Кайоши широко улыбнулся племяннице, так и замершей перед ним:
— Как устоять перед столь жаркими чувствами! Вели служанкам дать тебе все необходимое — поедешь прямо отсюда, и очень скоро.
— Но мама…
— Э, пустое. Ее я уговорю, — он подмигнул девушке: — Матери часто не желают замечать, что дети их уже выросли. Не беспокойся, все будет, как надо.
**
Маленькая черная птица миновала озеро Трех Дочерей, пролетела мимо крепости, не интересуясь тем, что она празднует отход врага, что там — освобождение. Птицам такие вещи не надобны. Но эта, оставив позади военные лагеря Хинаи, устремилась на северо-запад над иссиза-синей полоской реки.

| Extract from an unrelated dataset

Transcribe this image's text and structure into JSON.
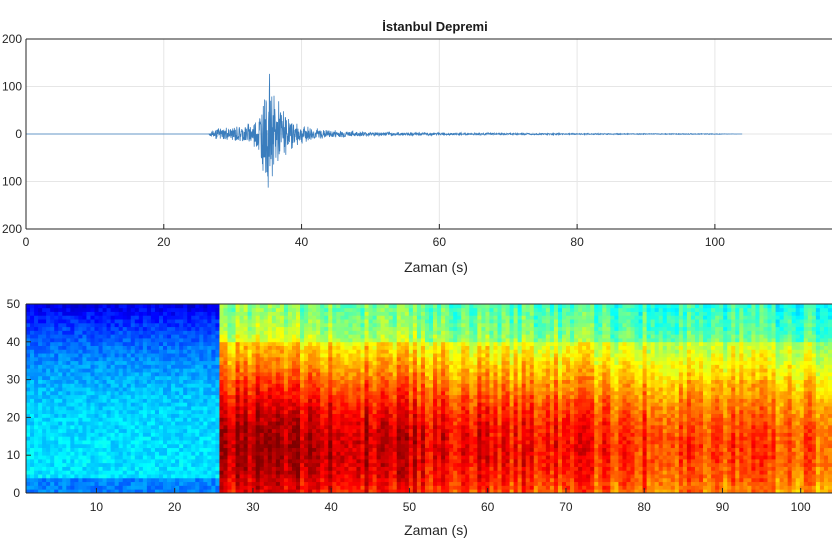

Там раскинулась ставка седого волка Мэнго.
Немного не долетев, птица снизилась: ее внимание привлекло что-то красное. На красном переливались блики, и это могла быть вода, только воде не положено иметь такой цвет.
Птица спустилась еще ниже, взрезала воздух, едва не задевая верхушки осоки. Через пару мгновений из той же осоки, раздвигая жесткие стебли, поднялся молодой человек. Но первым он увидел не красное, столь заметное с воздуха, а белое. Несколько перьев снежных цапель, зацепившись, трепетали среди тростника. Несколько длинных ажурных перьев — свадебное облачение. Когда цапель стреляют охотники, именно их забирают всегда.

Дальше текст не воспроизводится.